For more information, see Renaming an IAM user group in the Amazon IAM User Guide.

  • For API details, see UpdateUser in Amazon CLI Command Reference.

The following code example shows how to use upload-server-certificate.

Amazon CLI

To upload a server certificate to your Amazon account

The following upload-server-certificate command uploads a server certificate to your Amazon account. In this example, the certificate is in the file public_key_cert_file.pem, the associated private key is in the file my_private_key.pem, and the the certificate chain provided by the certificate authority (CA) is in the my_certificate_chain_file.pem file. When the file has finished uploading, it is available under the name myServerCertificate. Parameters that begin with file:// tells the command to read the contents of the file and use that as the parameter value instead of the file name itself.

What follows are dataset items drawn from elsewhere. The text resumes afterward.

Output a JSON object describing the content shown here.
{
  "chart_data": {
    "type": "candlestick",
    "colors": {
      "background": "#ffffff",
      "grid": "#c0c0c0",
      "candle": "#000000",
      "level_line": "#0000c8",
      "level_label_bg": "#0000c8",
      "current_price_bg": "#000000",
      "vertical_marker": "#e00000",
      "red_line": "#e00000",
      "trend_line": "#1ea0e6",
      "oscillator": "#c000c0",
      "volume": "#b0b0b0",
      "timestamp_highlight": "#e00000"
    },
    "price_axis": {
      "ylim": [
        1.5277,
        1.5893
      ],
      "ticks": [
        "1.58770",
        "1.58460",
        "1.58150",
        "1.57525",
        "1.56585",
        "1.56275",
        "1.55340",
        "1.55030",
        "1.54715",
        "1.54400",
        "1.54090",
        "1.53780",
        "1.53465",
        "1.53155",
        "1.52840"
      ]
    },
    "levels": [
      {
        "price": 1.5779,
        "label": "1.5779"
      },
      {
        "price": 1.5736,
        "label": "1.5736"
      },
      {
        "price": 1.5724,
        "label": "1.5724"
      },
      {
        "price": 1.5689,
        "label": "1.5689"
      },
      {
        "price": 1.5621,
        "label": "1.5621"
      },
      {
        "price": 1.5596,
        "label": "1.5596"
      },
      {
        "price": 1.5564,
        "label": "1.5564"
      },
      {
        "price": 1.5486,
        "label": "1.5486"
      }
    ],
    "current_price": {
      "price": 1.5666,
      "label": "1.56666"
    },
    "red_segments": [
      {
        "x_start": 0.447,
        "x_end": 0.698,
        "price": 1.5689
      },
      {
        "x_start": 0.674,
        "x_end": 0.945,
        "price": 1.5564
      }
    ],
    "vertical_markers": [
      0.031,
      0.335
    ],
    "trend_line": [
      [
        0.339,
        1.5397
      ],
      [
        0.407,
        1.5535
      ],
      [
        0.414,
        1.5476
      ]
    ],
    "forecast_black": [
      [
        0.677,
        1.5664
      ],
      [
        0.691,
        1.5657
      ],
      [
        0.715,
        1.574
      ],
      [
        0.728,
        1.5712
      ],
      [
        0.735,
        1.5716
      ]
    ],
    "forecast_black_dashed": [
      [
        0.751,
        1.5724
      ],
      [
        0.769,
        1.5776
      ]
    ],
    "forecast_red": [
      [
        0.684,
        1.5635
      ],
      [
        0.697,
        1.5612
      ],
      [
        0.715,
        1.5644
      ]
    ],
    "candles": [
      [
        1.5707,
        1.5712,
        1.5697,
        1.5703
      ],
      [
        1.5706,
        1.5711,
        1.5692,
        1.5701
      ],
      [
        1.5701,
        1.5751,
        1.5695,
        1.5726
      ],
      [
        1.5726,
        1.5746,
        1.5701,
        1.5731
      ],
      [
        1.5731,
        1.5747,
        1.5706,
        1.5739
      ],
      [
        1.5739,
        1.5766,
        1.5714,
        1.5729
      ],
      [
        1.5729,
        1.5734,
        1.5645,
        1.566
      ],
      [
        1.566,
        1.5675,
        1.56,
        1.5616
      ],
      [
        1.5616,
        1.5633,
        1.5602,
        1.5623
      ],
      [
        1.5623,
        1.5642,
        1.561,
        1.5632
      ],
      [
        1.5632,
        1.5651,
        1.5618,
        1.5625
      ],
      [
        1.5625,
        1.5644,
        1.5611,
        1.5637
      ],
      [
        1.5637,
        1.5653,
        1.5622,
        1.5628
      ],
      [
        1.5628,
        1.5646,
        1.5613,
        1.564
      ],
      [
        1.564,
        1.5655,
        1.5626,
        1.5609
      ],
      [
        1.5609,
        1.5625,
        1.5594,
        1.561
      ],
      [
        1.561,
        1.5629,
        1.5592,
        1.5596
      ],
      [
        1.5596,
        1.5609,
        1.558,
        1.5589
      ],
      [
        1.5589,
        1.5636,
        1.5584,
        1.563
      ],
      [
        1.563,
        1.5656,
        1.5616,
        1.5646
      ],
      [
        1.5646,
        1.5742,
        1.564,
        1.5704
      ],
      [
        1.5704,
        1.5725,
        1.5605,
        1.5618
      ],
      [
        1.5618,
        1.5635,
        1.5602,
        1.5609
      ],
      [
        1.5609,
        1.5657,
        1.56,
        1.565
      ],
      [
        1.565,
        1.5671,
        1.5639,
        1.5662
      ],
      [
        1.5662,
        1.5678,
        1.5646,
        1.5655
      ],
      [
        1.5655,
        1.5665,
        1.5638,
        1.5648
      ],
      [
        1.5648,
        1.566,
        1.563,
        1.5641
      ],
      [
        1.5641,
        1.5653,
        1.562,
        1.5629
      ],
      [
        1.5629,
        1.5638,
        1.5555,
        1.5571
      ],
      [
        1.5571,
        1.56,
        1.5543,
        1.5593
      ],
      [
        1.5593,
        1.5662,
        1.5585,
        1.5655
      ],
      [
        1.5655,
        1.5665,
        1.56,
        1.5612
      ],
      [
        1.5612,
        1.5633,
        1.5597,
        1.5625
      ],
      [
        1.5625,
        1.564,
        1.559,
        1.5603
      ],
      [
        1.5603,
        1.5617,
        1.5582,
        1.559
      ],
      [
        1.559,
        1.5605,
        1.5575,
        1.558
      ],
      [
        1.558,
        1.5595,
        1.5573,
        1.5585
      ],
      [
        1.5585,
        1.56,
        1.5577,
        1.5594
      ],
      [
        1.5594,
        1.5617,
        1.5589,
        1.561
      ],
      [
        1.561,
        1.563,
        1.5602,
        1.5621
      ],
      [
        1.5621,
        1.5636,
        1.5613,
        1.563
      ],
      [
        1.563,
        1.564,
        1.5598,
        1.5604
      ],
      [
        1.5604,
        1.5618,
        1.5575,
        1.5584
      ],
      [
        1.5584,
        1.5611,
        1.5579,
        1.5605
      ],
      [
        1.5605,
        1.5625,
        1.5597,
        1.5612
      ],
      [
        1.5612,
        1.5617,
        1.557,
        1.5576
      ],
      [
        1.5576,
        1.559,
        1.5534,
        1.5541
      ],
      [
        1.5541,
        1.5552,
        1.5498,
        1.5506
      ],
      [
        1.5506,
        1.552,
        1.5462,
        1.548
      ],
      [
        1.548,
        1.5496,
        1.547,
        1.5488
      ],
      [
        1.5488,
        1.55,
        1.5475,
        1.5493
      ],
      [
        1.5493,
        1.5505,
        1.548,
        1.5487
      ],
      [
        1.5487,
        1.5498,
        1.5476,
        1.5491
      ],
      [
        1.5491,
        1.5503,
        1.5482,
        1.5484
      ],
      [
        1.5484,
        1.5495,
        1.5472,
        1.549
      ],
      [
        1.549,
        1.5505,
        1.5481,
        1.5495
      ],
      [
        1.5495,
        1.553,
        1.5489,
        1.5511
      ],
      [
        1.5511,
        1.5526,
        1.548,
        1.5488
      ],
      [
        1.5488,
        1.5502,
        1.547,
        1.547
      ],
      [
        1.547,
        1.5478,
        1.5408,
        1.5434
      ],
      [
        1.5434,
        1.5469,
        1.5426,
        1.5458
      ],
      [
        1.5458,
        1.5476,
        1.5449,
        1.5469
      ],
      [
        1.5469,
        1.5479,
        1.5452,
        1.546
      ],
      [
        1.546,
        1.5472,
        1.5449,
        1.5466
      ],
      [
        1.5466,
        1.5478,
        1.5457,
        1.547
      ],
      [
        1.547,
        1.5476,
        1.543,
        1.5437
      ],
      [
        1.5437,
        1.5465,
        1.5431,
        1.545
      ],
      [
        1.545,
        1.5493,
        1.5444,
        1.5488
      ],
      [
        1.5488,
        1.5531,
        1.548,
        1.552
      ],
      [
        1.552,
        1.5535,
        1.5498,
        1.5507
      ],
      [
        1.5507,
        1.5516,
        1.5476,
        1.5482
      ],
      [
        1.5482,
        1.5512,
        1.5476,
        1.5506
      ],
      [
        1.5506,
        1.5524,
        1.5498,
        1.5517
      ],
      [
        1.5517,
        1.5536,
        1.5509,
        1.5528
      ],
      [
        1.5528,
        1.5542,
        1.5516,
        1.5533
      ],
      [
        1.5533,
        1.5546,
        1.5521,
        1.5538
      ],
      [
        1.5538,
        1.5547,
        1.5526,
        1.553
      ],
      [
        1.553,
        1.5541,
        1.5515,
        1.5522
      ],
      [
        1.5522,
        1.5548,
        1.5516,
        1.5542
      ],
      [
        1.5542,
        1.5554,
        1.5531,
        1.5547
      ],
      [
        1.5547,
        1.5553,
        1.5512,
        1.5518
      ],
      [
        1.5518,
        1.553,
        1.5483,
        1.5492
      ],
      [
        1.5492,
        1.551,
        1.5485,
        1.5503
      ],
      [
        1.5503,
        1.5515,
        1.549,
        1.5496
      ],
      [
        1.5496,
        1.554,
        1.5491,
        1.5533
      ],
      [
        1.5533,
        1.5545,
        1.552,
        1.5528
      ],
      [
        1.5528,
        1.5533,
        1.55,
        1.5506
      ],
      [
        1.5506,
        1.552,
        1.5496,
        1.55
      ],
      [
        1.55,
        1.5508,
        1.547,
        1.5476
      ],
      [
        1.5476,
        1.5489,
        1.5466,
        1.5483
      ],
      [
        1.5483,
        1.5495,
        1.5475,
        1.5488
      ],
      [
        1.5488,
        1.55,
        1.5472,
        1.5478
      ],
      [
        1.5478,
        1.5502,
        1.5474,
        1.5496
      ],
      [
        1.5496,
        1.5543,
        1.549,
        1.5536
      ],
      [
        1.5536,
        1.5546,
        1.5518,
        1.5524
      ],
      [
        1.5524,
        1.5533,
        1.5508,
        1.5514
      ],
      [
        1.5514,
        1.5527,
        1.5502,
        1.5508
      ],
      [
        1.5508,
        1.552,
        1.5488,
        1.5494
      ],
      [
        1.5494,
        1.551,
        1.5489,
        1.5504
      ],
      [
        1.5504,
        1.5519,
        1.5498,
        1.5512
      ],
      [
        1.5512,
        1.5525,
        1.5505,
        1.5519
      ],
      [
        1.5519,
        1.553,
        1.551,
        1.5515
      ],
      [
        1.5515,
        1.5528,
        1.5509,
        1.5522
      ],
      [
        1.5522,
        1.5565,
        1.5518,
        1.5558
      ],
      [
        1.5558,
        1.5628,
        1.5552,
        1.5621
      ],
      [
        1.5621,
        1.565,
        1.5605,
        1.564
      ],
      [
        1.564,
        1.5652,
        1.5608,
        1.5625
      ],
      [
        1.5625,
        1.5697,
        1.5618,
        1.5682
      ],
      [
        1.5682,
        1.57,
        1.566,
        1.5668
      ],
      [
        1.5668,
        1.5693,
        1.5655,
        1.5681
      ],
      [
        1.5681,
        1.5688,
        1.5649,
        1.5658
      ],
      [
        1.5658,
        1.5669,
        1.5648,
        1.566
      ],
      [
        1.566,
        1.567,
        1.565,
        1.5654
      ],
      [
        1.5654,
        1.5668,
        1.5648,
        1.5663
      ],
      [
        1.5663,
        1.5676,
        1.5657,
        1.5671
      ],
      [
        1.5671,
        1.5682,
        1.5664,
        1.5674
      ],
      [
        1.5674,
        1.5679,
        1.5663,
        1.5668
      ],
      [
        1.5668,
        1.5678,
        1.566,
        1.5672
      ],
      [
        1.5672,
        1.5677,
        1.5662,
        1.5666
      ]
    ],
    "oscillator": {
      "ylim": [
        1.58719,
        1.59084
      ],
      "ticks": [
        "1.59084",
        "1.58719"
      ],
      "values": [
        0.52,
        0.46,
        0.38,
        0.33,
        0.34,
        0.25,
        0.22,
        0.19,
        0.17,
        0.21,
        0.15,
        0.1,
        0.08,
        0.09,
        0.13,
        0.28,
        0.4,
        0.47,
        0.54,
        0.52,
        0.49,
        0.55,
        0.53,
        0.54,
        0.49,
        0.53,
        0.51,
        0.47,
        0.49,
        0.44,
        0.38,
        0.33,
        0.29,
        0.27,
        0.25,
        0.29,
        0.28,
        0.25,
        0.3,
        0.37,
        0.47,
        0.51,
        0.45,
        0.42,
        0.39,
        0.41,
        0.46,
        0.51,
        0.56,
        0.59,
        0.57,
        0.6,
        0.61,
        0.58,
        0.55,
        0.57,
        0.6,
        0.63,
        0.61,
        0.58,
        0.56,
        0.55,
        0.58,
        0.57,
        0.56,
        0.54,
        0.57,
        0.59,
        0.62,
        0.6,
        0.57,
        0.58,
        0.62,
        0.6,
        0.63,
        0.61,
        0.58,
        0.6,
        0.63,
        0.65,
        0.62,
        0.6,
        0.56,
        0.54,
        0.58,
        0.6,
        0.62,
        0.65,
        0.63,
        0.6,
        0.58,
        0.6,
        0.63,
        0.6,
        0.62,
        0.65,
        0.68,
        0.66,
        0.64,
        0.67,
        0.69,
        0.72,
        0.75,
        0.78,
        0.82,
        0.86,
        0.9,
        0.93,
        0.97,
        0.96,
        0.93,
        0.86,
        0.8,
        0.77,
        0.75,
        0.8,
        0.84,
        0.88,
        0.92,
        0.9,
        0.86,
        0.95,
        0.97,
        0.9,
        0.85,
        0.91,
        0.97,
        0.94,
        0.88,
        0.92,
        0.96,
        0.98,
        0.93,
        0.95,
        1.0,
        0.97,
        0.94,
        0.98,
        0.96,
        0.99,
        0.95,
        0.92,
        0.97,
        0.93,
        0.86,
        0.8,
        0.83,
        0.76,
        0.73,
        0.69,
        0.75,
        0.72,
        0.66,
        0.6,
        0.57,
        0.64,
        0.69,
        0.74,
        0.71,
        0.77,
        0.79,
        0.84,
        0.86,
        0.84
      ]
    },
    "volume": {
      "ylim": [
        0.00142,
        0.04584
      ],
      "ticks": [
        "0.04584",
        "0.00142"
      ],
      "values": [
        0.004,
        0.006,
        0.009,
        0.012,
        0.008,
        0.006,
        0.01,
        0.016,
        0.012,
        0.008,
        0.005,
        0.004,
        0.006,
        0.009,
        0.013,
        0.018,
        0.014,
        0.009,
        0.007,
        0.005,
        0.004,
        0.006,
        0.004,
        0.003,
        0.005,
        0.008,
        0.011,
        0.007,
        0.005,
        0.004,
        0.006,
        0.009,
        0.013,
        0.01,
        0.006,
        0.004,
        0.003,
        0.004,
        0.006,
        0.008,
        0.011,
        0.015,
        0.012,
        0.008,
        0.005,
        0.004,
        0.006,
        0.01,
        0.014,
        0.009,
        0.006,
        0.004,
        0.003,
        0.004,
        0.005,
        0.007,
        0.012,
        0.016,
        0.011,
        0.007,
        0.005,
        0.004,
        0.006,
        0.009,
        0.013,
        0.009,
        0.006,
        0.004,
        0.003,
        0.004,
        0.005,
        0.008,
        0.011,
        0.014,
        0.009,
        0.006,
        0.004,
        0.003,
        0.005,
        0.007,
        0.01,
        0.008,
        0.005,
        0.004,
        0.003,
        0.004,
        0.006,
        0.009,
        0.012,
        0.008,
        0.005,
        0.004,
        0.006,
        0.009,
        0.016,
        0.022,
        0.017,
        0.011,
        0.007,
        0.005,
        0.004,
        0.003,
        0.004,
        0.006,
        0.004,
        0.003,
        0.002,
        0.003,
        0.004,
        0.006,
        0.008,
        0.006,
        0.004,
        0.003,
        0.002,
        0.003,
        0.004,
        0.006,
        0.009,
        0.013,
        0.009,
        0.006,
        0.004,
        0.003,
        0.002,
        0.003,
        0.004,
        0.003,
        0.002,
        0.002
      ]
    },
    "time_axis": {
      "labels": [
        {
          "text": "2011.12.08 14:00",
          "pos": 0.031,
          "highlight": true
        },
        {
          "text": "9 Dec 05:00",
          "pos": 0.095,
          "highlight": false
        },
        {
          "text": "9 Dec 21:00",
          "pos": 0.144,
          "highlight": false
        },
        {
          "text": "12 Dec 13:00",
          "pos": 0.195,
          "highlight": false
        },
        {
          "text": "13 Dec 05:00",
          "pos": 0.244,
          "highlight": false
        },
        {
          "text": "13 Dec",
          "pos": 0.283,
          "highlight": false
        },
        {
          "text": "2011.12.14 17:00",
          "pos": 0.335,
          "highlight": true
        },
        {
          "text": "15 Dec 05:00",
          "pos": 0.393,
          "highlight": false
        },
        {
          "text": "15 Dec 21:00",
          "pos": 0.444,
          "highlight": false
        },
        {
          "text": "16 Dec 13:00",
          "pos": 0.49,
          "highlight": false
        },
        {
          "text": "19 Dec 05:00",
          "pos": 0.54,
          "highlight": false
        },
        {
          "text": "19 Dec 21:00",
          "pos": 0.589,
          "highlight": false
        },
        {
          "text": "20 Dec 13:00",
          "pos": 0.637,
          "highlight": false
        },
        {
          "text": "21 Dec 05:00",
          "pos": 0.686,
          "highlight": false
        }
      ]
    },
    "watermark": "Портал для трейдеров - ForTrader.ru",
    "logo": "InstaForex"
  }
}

aws iam upload-server-certificate \ --server-certificate-name myServerCertificate \ --certificate-body file://public_key_cert_file.pem \ --private-key file://my_private_key.pem \ --certificate-chain file://my_certificate_chain_file.pem

Output:

{ "ServerCertificateMetadata": { "Path": "/", "ServerCertificateName": "myServerCertificate", "ServerCertificateId": "ASCAEXAMPLE123EXAMPLE", "Arn": "arn:aws:iam::1234567989012:server-certificate/myServerCertificate", "UploadDate": "2019-04-22T21:13:44+00:00", "Expiration": "2019-10-15T22:23:16+00:00" } }

For more information, see Creating, Uploading, and Deleting Server Certificates in the Using IAM guide.

The following code example shows how to use upload-signing-certificate.

Amazon CLI

To upload a signing certificate for an IAM user

The following upload-signing-certificate command uploads a signing certificate for the IAM user named Bob.

aws iam upload-signing-certificate \ --user-name Bob \ --certificate-body file://certificate.pem

Output:

{ "Certificate": { "UserName": "Bob", "Status": "Active", "CertificateBody": "-----BEGIN CERTIFICATE-----<certificate-body>-----END CERTIFICATE-----", "CertificateId": "TA7SMP42TDN5Z26OBPJE7EXAMPLE", "UploadDate": "2013-06-06T21:40:08.121Z" } }

The certificate is in a file named certificate.pem in PEM format.

For more information, see Creating and Uploading a User Signing Certificate in the Using IAM guide.

The following code example shows how to use upload-ssh-public-key.

Amazon CLI

To upload an SSH public key and associate it with a user

The following upload-ssh-public-key command uploads the public key found in the file sshkey.pub and attaches it to the user sofia.

aws iam upload-ssh-public-key \ --user-name sofia \ --ssh-public-key-body file://sshkey.pub

Output:

{ "SSHPublicKey": { "UserName": "sofia", "SSHPublicKeyId": "APKA1234567890EXAMPLE", "Fingerprint": "12:34:56:78:90:ab:cd:ef:12:34:56:78:90:ab:cd:ef", "SSHPublicKeyBody": "ssh-rsa <<long string generated by ssh-keygen command>>", "Status": "Active", "UploadDate": "2019-04-18T17:04:49+00:00" } }

For more information about how to generate keys in a format suitable for this command, see SSH and Linux, macOS, or Unix: Set up the public and private keys for Git and CodeCommit or SSH and Windows: Set up the public and private keys for Git and CodeCommit in the Amazon CodeCommit User Guide.